我正在尝试在aspx中抓取一个网站,该网站有一个js dopostBack按钮。其中一个按钮是回复我的页面的可打印视图,另一个按钮将.csv文件推送给客户端。
我在这里看到一个问题,它描述了csv下载问题,但没有回答它:使用javascript链接下载PhantomJS浏览器
所以我专注于尝试在 phantomJs 中获取可打印视图,因为它看起来更简单(它显示在浏览器窗口中,一定有办法!
按钮代码 :
<a id="ctl00_ctl00_ctl00_MainContentPlaceHolder_PrintResultsLinkButton"

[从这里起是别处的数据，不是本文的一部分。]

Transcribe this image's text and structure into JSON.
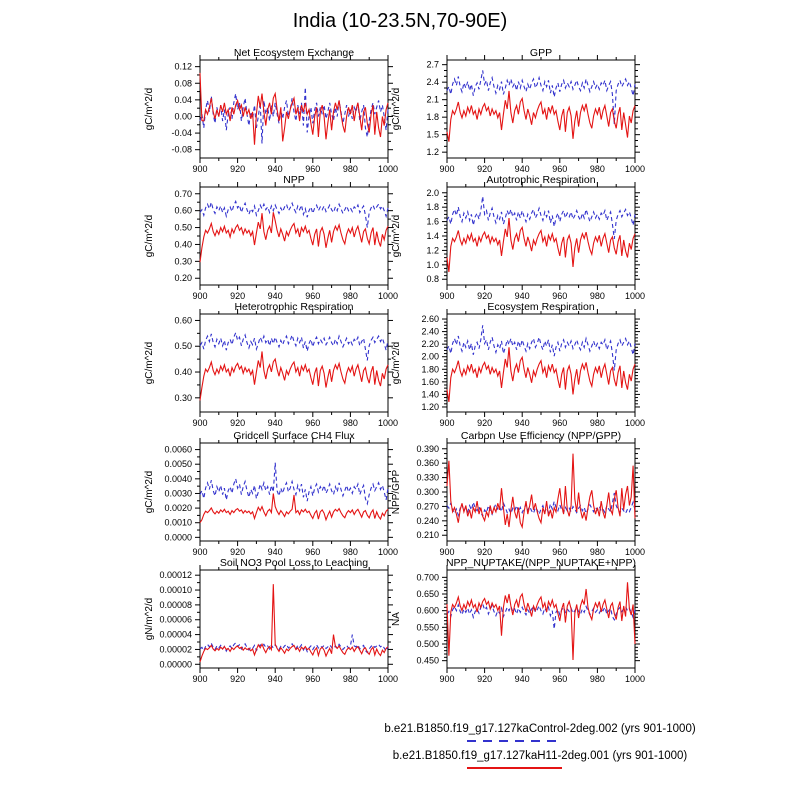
{
  "header": {
    "title": "India (10-23.5N,70-90E)"
  },
  "legend": {
    "entries": [
      {
        "label": "b.e21.B1850.f19_g17.127kaControl-2deg.002 (yrs 901-1000)",
        "color": "#3232cd",
        "style": "dashed"
      },
      {
        "label": "b.e21.B1850.f19_g17.127kaH11-2deg.001 (yrs 901-1000)",
        "color": "#e41414",
        "style": "solid"
      }
    ]
  },
  "chart_data": {
    "type": "line",
    "x_start": 900,
    "x_end": 1000,
    "x_ticks": [
      900,
      920,
      940,
      960,
      980,
      1000
    ],
    "x_minor_step": 10,
    "series_styles": [
      {
        "name": "127kaControl-2deg.002",
        "color": "#3232cd",
        "dash": "4 3"
      },
      {
        "name": "127kaH11-2deg.001",
        "color": "#e41414",
        "dash": ""
      }
    ],
    "waveforms": {
      "blue": [
        -0.2,
        0.1,
        -0.5,
        0.3,
        0.7,
        0.2,
        0.9,
        0.1,
        -0.3,
        0.4,
        0.0,
        0.5,
        -0.2,
        0.3,
        -0.6,
        0.1,
        0.4,
        -0.1,
        0.6,
        1.0,
        0.3,
        0.6,
        -0.2,
        0.4,
        0.8,
        0.1,
        -0.4,
        0.2,
        -0.1,
        0.5,
        -0.5,
        0.0,
        0.6,
        0.2,
        0.7,
        0.1,
        0.4,
        -0.2,
        0.5,
        0.0,
        0.6,
        0.1,
        -0.3,
        0.3,
        -0.1,
        0.4,
        0.7,
        0.0,
        0.3,
        0.8,
        0.2,
        -0.2,
        0.5,
        0.1,
        0.6,
        -0.4,
        0.2,
        -0.7,
        0.0,
        0.4,
        -0.3,
        0.3,
        0.6,
        0.0,
        0.4,
        0.1,
        0.5,
        -0.1,
        0.2,
        0.6,
        0.1,
        -0.2,
        0.4,
        0.0,
        0.7,
        0.2,
        -0.3,
        0.1,
        0.5,
        0.0,
        0.3,
        -0.1,
        0.4,
        0.2,
        0.6,
        -0.2,
        0.2,
        0.5,
        -0.5,
        -0.9,
        -0.2,
        0.3,
        0.6,
        0.1,
        0.4,
        0.7,
        0.2,
        0.5,
        0.0,
        -0.6,
        0.3
      ],
      "red": [
        -0.9,
        -1.0,
        -0.2,
        0.3,
        0.1,
        0.4,
        0.8,
        0.2,
        -0.1,
        0.3,
        0.0,
        0.5,
        0.2,
        0.6,
        0.1,
        0.3,
        -0.2,
        0.4,
        0.1,
        0.5,
        0.7,
        0.3,
        0.5,
        0.0,
        0.4,
        0.1,
        0.3,
        -0.1,
        0.2,
        -0.8,
        0.1,
        0.9,
        0.4,
        1.0,
        0.2,
        -0.4,
        0.3,
        0.6,
        0.1,
        0.8,
        1.0,
        0.3,
        -0.2,
        0.4,
        0.0,
        -0.5,
        0.2,
        -0.1,
        0.3,
        0.6,
        0.8,
        0.1,
        0.4,
        -0.2,
        0.5,
        0.2,
        0.6,
        0.1,
        0.3,
        -0.3,
        -0.8,
        0.0,
        0.4,
        -0.9,
        0.2,
        0.5,
        0.0,
        -1.0,
        -0.3,
        0.3,
        -0.6,
        0.2,
        0.6,
        0.3,
        0.7,
        0.1,
        -0.4,
        -0.7,
        0.0,
        0.4,
        0.1,
        0.5,
        -0.2,
        0.3,
        0.6,
        0.0,
        -0.6,
        0.2,
        0.4,
        -0.3,
        -0.7,
        0.1,
        0.5,
        -0.8,
        0.2,
        -0.5,
        -0.9,
        0.0,
        -0.4,
        0.3,
        0.6
      ]
    },
    "panels": [
      {
        "title": "Net Ecosystem Exchange",
        "ylabel": "gC/m^2/d",
        "ylim": [
          -0.1,
          0.136
        ],
        "yticks": [
          -0.08,
          -0.04,
          0.0,
          0.04,
          0.08,
          0.12
        ],
        "ydec": 2,
        "yminor": 1,
        "series": [
          {
            "wave": "blue",
            "center": 0.0,
            "amp": 0.055,
            "overrides": {
              "33": -0.065,
              "56": 0.07
            }
          },
          {
            "wave": "red",
            "center": 0.0,
            "amp": 0.055,
            "overrides": {
              "0": 0.105,
              "1": -0.01,
              "29": -0.068,
              "44": -0.06
            }
          }
        ]
      },
      {
        "title": "GPP",
        "ylabel": "gC/m^2/d",
        "ylim": [
          1.1,
          2.78
        ],
        "yticks": [
          1.2,
          1.5,
          1.8,
          2.1,
          2.4,
          2.7
        ],
        "ydec": 1,
        "yminor": 2,
        "series": [
          {
            "wave": "blue",
            "center": 2.3,
            "amp": 0.22,
            "overrides": {
              "19": 2.6,
              "89": 1.68
            }
          },
          {
            "wave": "red",
            "center": 1.82,
            "amp": 0.3,
            "overrides": {
              "1": 1.38,
              "33": 2.25,
              "67": 1.43,
              "96": 1.45
            }
          }
        ]
      },
      {
        "title": "NPP",
        "ylabel": "gC/m^2/d",
        "ylim": [
          0.16,
          0.74
        ],
        "yticks": [
          0.2,
          0.3,
          0.4,
          0.5,
          0.6,
          0.7
        ],
        "ydec": 2,
        "yminor": 1,
        "series": [
          {
            "wave": "blue",
            "center": 0.6,
            "amp": 0.055,
            "overrides": {
              "89": 0.5
            }
          },
          {
            "wave": "red",
            "center": 0.46,
            "amp": 0.08,
            "overrides": {
              "0": 0.295,
              "33": 0.585,
              "39": 0.59
            }
          }
        ]
      },
      {
        "title": "Autotrophic Respiration",
        "ylabel": "gC/m^2/d",
        "ylim": [
          0.72,
          2.08
        ],
        "yticks": [
          0.8,
          1.0,
          1.2,
          1.4,
          1.6,
          1.8,
          2.0
        ],
        "ydec": 1,
        "yminor": 3,
        "series": [
          {
            "wave": "blue",
            "center": 1.65,
            "amp": 0.17,
            "overrides": {
              "19": 1.95,
              "89": 1.36
            }
          },
          {
            "wave": "red",
            "center": 1.3,
            "amp": 0.22,
            "overrides": {
              "1": 0.9,
              "33": 1.65,
              "67": 0.97
            }
          }
        ]
      },
      {
        "title": "Heterotrophic Respiration",
        "ylabel": "gC/m^2/d",
        "ylim": [
          0.245,
          0.625
        ],
        "yticks": [
          0.3,
          0.4,
          0.5,
          0.6
        ],
        "ydec": 2,
        "yminor": 1,
        "series": [
          {
            "wave": "blue",
            "center": 0.51,
            "amp": 0.042,
            "overrides": {
              "89": 0.445
            }
          },
          {
            "wave": "red",
            "center": 0.395,
            "amp": 0.055,
            "overrides": {
              "0": 0.29,
              "33": 0.48
            }
          }
        ]
      },
      {
        "title": "Ecosystem Respiration",
        "ylabel": "gC/m^2/d",
        "ylim": [
          1.12,
          2.68
        ],
        "yticks": [
          1.2,
          1.4,
          1.6,
          1.8,
          2.0,
          2.2,
          2.4,
          2.6
        ],
        "ydec": 2,
        "yminor": 3,
        "series": [
          {
            "wave": "blue",
            "center": 2.15,
            "amp": 0.2,
            "overrides": {
              "19": 2.5,
              "89": 1.78
            }
          },
          {
            "wave": "red",
            "center": 1.72,
            "amp": 0.27,
            "overrides": {
              "1": 1.28,
              "33": 2.15,
              "67": 1.4
            }
          }
        ]
      },
      {
        "title": "Gridcell Surface CH4 Flux",
        "ylabel": "gC/m^2/d",
        "ylim": [
          -0.00025,
          0.00645
        ],
        "yticks": [
          0.0,
          0.001,
          0.002,
          0.003,
          0.004,
          0.005,
          0.006
        ],
        "ydec": 4,
        "yminor": 1,
        "series": [
          {
            "wave": "blue",
            "center": 0.0031,
            "amp": 0.0009,
            "overrides": {
              "40": 0.0051
            }
          },
          {
            "wave": "red",
            "center": 0.00165,
            "amp": 0.00045,
            "overrides": {
              "0": 0.001,
              "39": 0.003,
              "50": 0.0029
            }
          }
        ]
      },
      {
        "title": "Carbon Use Efficiency (NPP/GPP)",
        "ylabel": "NPP/GPP",
        "ylim": [
          0.198,
          0.402
        ],
        "yticks": [
          0.21,
          0.24,
          0.27,
          0.3,
          0.33,
          0.36,
          0.39
        ],
        "ydec": 3,
        "yminor": 2,
        "series": [
          {
            "wave": "blue",
            "center": 0.268,
            "amp": -0.018,
            "overrides": {
              "89": 0.298
            }
          },
          {
            "wave": "red",
            "center": 0.272,
            "amp": -0.045,
            "overrides": {
              "1": 0.365,
              "67": 0.38,
              "99": 0.355
            }
          }
        ]
      },
      {
        "title": "Soil NO3 Pool Loss to Leaching",
        "ylabel": "gN/m^2/d",
        "ylim": [
          -5e-06,
          0.000127
        ],
        "yticks": [
          0.0,
          2e-05,
          4e-05,
          6e-05,
          8e-05,
          0.0001,
          0.00012
        ],
        "ydec": 5,
        "yminor": 1,
        "series": [
          {
            "wave": "blue",
            "center": 2.2e-05,
            "amp": 7e-06,
            "overrides": {
              "81": 4e-05
            }
          },
          {
            "wave": "red",
            "center": 1.9e-05,
            "amp": 8e-06,
            "overrides": {
              "0": 3e-06,
              "39": 0.000108,
              "71": 4e-05
            }
          }
        ]
      },
      {
        "title": "NPP_NUPTAKE/(NPP_NUPTAKE+NPP)",
        "ylabel": "NA",
        "ylim": [
          0.428,
          0.722
        ],
        "yticks": [
          0.45,
          0.5,
          0.55,
          0.6,
          0.65,
          0.7
        ],
        "ydec": 3,
        "yminor": 4,
        "series": [
          {
            "wave": "blue",
            "center": 0.595,
            "amp": 0.025,
            "overrides": {
              "57": 0.545
            }
          },
          {
            "wave": "red",
            "center": 0.605,
            "amp": 0.045,
            "overrides": {
              "0": 0.62,
              "1": 0.465,
              "29": 0.525,
              "67": 0.452,
              "74": 0.665,
              "96": 0.685,
              "100": 0.5
            }
          }
        ]
      }
    ]
  }
}
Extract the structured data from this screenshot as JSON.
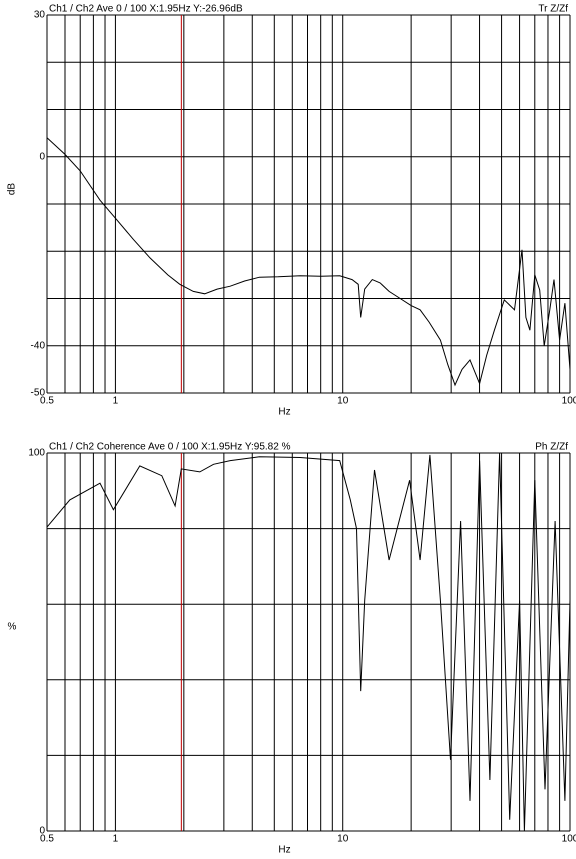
{
  "chart_data": [
    {
      "type": "line",
      "header": "Ch1 / Ch2  Ave 0 / 100  X:1.95Hz  Y:-26.96dB",
      "header_right": "Tr Z/Zf",
      "xlabel": "Hz",
      "ylabel": "dB",
      "xscale": "log",
      "xlim": [
        0.5,
        100
      ],
      "xticks": [
        0.5,
        1,
        10,
        100
      ],
      "xgrid": [
        0.5,
        0.6,
        0.7,
        0.8,
        0.9,
        1,
        2,
        3,
        4,
        5,
        6,
        7,
        8,
        9,
        10,
        20,
        30,
        40,
        50,
        60,
        70,
        80,
        90,
        100
      ],
      "ylim": [
        -50,
        30
      ],
      "yticks": [
        30,
        0,
        -40,
        -50
      ],
      "ygrid": [
        30,
        20,
        10,
        0,
        -10,
        -20,
        -30,
        -40,
        -50
      ],
      "cursor_x": 1.95,
      "cursor_color": "#c00000",
      "series": [
        {
          "color": "#000000",
          "x": [
            0.5,
            0.6,
            0.7,
            0.855,
            1.0,
            1.2,
            1.42,
            1.7,
            1.92,
            2.2,
            2.47,
            2.8,
            3.2,
            3.7,
            4.3,
            5.2,
            6.5,
            8.0,
            9.7,
            11.0,
            11.7,
            12.0,
            12.5,
            13.5,
            14.6,
            16.0,
            17.9,
            20.0,
            21.9,
            24.0,
            26.9,
            29.0,
            31.2,
            33.5,
            36.3,
            40.0,
            43.0,
            46.5,
            51.4,
            57.0,
            61.5,
            64.0,
            66.6,
            70.0,
            73.6,
            77.0,
            81.5,
            85.0,
            90.0,
            95.0,
            100.0
          ],
          "values": [
            4,
            0.5,
            -3,
            -9.2,
            -13,
            -17.5,
            -21.4,
            -25,
            -27,
            -28.5,
            -29,
            -28,
            -27.4,
            -26.3,
            -25.5,
            -25.4,
            -25.2,
            -25.3,
            -25.2,
            -26,
            -27,
            -34,
            -28,
            -26,
            -26.7,
            -28.5,
            -30,
            -31.5,
            -32.4,
            -35,
            -38.8,
            -44,
            -48.3,
            -45,
            -43,
            -48,
            -42,
            -36.7,
            -30.3,
            -32.4,
            -19.7,
            -34,
            -36.7,
            -25,
            -28.2,
            -40,
            -32.4,
            -26,
            -38.8,
            -31,
            -45
          ]
        }
      ]
    },
    {
      "type": "line",
      "header": "Ch1 / Ch2  Coherence Ave 0 / 100  X:1.95Hz  Y:95.82 %",
      "header_right": "Ph Z/Zf",
      "xlabel": "Hz",
      "ylabel": "%",
      "xscale": "log",
      "xlim": [
        0.5,
        100
      ],
      "xticks": [
        0.5,
        1,
        10,
        100
      ],
      "xgrid": [
        0.5,
        0.6,
        0.7,
        0.8,
        0.9,
        1,
        2,
        3,
        4,
        5,
        6,
        7,
        8,
        9,
        10,
        20,
        30,
        40,
        50,
        60,
        70,
        80,
        90,
        100
      ],
      "ylim": [
        0,
        100
      ],
      "yticks": [
        100,
        0
      ],
      "ygrid": [
        100,
        80,
        60,
        40,
        20,
        0
      ],
      "cursor_x": 1.95,
      "cursor_color": "#c00000",
      "series": [
        {
          "color": "#000000",
          "x": [
            0.5,
            0.63,
            0.855,
            0.98,
            1.28,
            1.6,
            1.83,
            1.95,
            2.35,
            2.7,
            3.2,
            4.3,
            6.5,
            9.7,
            10.8,
            11.5,
            12.0,
            12.5,
            13.8,
            16.0,
            19.7,
            21.9,
            24.2,
            26.9,
            29.8,
            33.0,
            36.3,
            40.0,
            44.4,
            49.0,
            54.3,
            60.0,
            63.0,
            70.0,
            77.6,
            86.0,
            95.0,
            100.0
          ],
          "values": [
            80.4,
            87.6,
            92,
            85,
            96.6,
            94,
            86,
            95.8,
            95,
            97,
            98,
            99,
            98.8,
            98,
            87.6,
            80,
            37,
            61,
            95.5,
            71.7,
            92.8,
            71.7,
            99.5,
            61,
            18.8,
            82,
            8,
            98,
            13.5,
            100,
            3,
            61,
            0,
            92.8,
            11,
            82,
            8,
            61
          ]
        }
      ]
    }
  ]
}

title="Print Results" class="btn-blue"
href="javascript:
__doPostBack('ctl00$ctl00$ctl00$MainContentPlaceHolder$PrintResultsLinkButton','')
">
<span>Print Results</span>
</a>
我可以单击带有幻影/卡斯珀的链接,但它似乎不起作用。我认为必须在单击按钮时发送请求,其中包含所有标题,但我无法弄清楚如何接收答案。帮助?
我的卡斯珀代码,工作到我应该得到结果页面的程度:https://gist.github.com/xShirase/7156131
我也尝试评估了 js 函数,它在 chrome 控制台中工作,但仍然没有给我幻影中的结果......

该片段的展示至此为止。